ŞANLIURFA’DA ACI TELAŞ
Şanlıurfa yemeklerinin vazgeçilmez baharatları arasında yer alan isotta acı telaş başladı.
Tarladan sofraya kadar birçok zahmetli aşamadan geçen isot, kavurucu sıcakta üreticisinin ellerinde tat buluyor.

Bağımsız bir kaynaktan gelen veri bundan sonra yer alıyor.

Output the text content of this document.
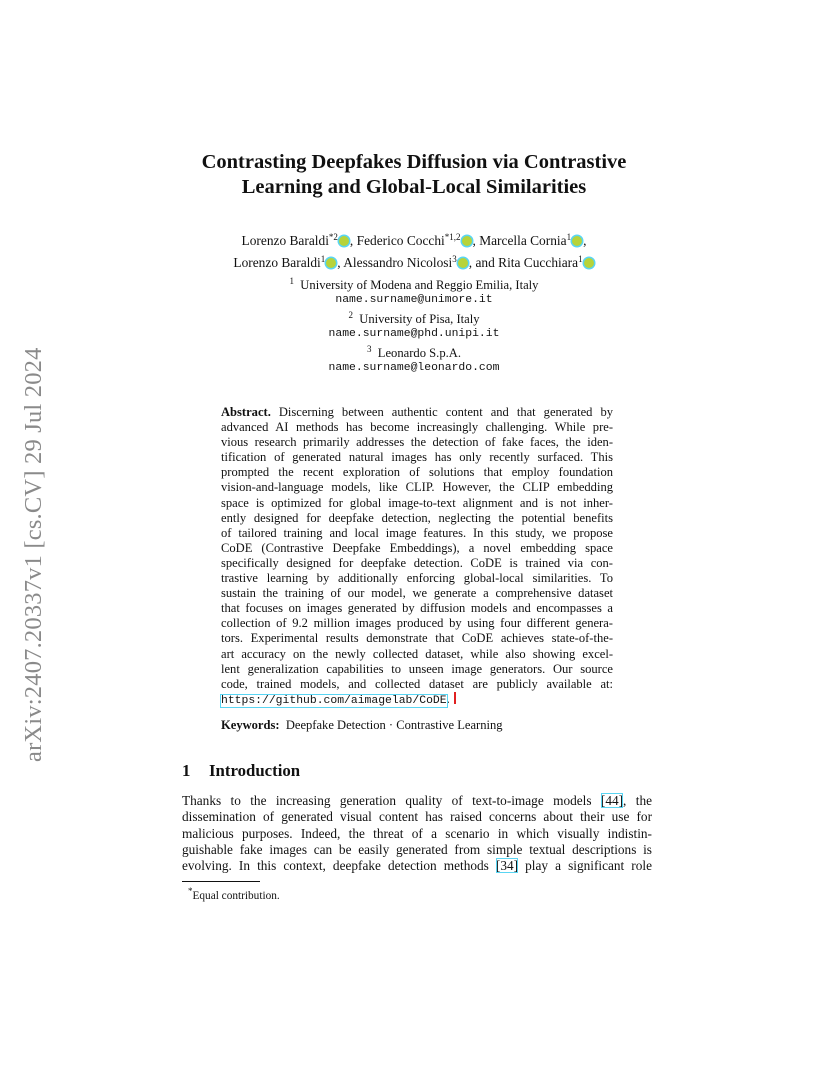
arXiv:2407.20337v1 [cs.CV] 29 Jul 2024
Contrasting Deepfakes Diffusion via Contrastive
Learning and Global-Local Similarities
Lorenzo Baraldi$^{*2}$ , Federico Cocchi$^{*1,2}$ , Marcella Cornia$^1$ ,
Lorenzo Baraldi$^1$ , Alessandro Nicolosi$^3$ , and Rita Cucchiara$^1$
$^1$ University of Modena and Reggio Emilia, Italy
name.surname@unimore.it
$^2$ University of Pisa, Italy
name.surname@phd.unipi.it
$^3$ Leonardo S.p.A.
name.surname@leonardo.com
Abstract. Discerning between authentic content and that generated by
advanced AI methods has become increasingly challenging. While pre-
vious research primarily addresses the detection of fake faces, the iden-
tification of generated natural images has only recently surfaced. This
prompted the recent exploration of solutions that employ foundation
vision-and-language models, like CLIP. However, the CLIP embedding
space is optimized for global image-to-text alignment and is not inher-
ently designed for deepfake detection, neglecting the potential benefits
of tailored training and local image features. In this study, we propose
CoDE (Contrastive Deepfake Embeddings), a novel embedding space
specifically designed for deepfake detection. CoDE is trained via con-
trastive learning by additionally enforcing global-local similarities. To
sustain the training of our model, we generate a comprehensive dataset
that focuses on images generated by diffusion models and encompasses a
collection of 9.2 million images produced by using four different genera-
tors. Experimental results demonstrate that CoDE achieves state-of-the-
art accuracy on the newly collected dataset, while also showing excel-
lent generalization capabilities to unseen image generators. Our source
code, trained models, and collected dataset are publicly available at:
https://github.com/aimagelab/CoDE.
Keywords: Deepfake Detection · Contrastive Learning
1 Introduction
Thanks to the increasing generation quality of text-to-image models [44], the
dissemination of generated visual content has raised concerns about their use for
malicious purposes. Indeed, the threat of a scenario in which visually indistin-
guishable fake images can be easily generated from simple textual descriptions is
evolving. In this context, deepfake detection methods [34] play a significant role
*Equal contribution.
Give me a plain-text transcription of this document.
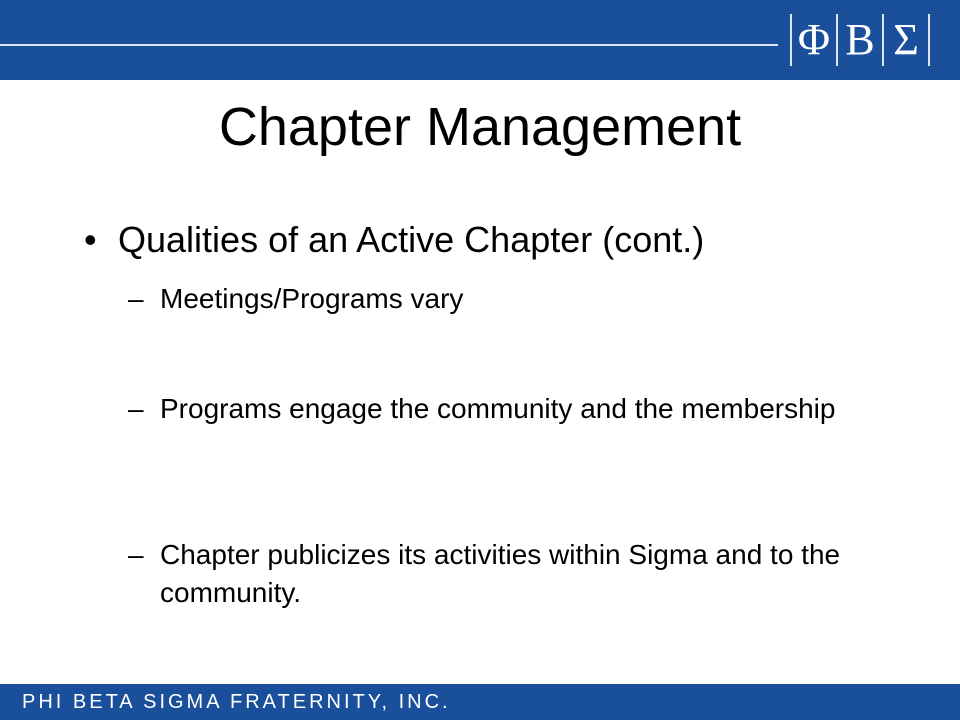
Φ Β Σ
Chapter Management
• Qualities of an Active Chapter (cont.)
– Meetings/Programs vary
– Programs engage the community and the membership
– Chapter publicizes its activities within Sigma and to the community.
PHI BETA SIGMA FRATERNITY, INC.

Tadı, rengi ve kokusuyla Şanlıurfa yemeklerinin vazgeçilmezi olan isotta acı telaş başladı. Baharda ekilerek Temmuz sonu ile Ağustos başında hasadı yapılan biberler, birçok zahmetli aşamadan geçilerek isot haline getiriliyor. Sıcağın etkisiyle kırmızıya dönen biberler, çiftçiler tarafından tarladan toplanıyor. Kadınlar tarafından tohumları ayıklanan biberler, daha sonra belirlenen alanlarda serilip güneşte kurutuluyor. Birkaç gün içinde kuruyan isotlar, tırmık yardımıyla toplanıp makineye vuruşuyor. Tuz ve zeytinyağı ile tatlandırılan isot sofralardaki yerin, alıyor.

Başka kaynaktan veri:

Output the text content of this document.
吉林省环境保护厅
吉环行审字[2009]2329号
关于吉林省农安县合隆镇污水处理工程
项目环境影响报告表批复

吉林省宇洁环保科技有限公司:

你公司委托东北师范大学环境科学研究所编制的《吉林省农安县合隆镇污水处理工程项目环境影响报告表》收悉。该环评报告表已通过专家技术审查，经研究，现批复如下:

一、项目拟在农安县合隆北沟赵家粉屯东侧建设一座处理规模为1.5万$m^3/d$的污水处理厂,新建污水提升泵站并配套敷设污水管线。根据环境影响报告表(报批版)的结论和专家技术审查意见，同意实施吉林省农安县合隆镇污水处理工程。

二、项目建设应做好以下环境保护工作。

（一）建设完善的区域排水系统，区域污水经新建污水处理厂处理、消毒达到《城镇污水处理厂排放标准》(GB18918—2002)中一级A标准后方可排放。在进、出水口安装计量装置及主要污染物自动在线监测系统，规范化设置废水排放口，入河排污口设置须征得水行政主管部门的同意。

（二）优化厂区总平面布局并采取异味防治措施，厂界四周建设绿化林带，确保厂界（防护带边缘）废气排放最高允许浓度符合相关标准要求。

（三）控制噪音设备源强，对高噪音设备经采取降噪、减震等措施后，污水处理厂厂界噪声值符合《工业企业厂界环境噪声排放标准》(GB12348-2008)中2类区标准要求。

İsotun maliyeti ve fiyatında yükselme olduğunu söyleyen üretici Ahmet Polat, “İsot sergimiz Şanlıurfa’nın Haliliye ilçesine bağlı Ulubatlı Mahallesi’nde bir yer almaktadır. Genelde işçi arkadaşlarımızın çoluk çocuğuna yakın olan bir yerlerde kuruyoruz. 2021 yılının isot hasadı başladı. Bu yıl isot fiyatlarımız çok yüksek ve isot işlenmesi için belediyemizden bizlere bir yer verilmesini istiyoruz. Şu an yer sıkıntısı çekiyoruz. Bu yıl fiyatlarda yüksek, bütün masraflar ikiye, üçe katlandı. Dışarıya ihracatımız olmadığından dolayı biber fiyatlarımız her yıl yerinde sayıyor. Biz de yetkililerden yardım bekliyoruz. Geçen yıl bu bizim çalıştığımız biber 2 lira 30 kuruştu. Üç lira ile 3 buçuk arası olacak. Fiyatlar belli olana kadar çiftçilerden emanet olarak getiriyoruz. Şu anda isotlar elle çöpleri temizlendikten sonra makinalarda parçalanıp tarlalara seriliyor. Bir süre kurutulduktan sonra vatandaşların hizmetine sunuluyor” dedi.
YAKLAŞIK 50 DERECE ALTINDA ÇALIŞIYOR
Yaklaşık 50 derece sıcakta ve acı içerisinde çalıştıklarını belirten Bilal Pınar, “Günlük ortalama 100 liraya çalışıyorum. Yaklaşık 45 ile 50 derece sıcağın altında çalışmak zordur ama mecbur, ekmek parası için çalışıyorum. Buradaki görevim biber çekmek, tarlaya sermek, kuruyanlarla ilgilenmek, daha sonra çadırları topluyorum. Parası az olsa da idare ediyoruz. Mecbur ekmek parası” diye konuştu.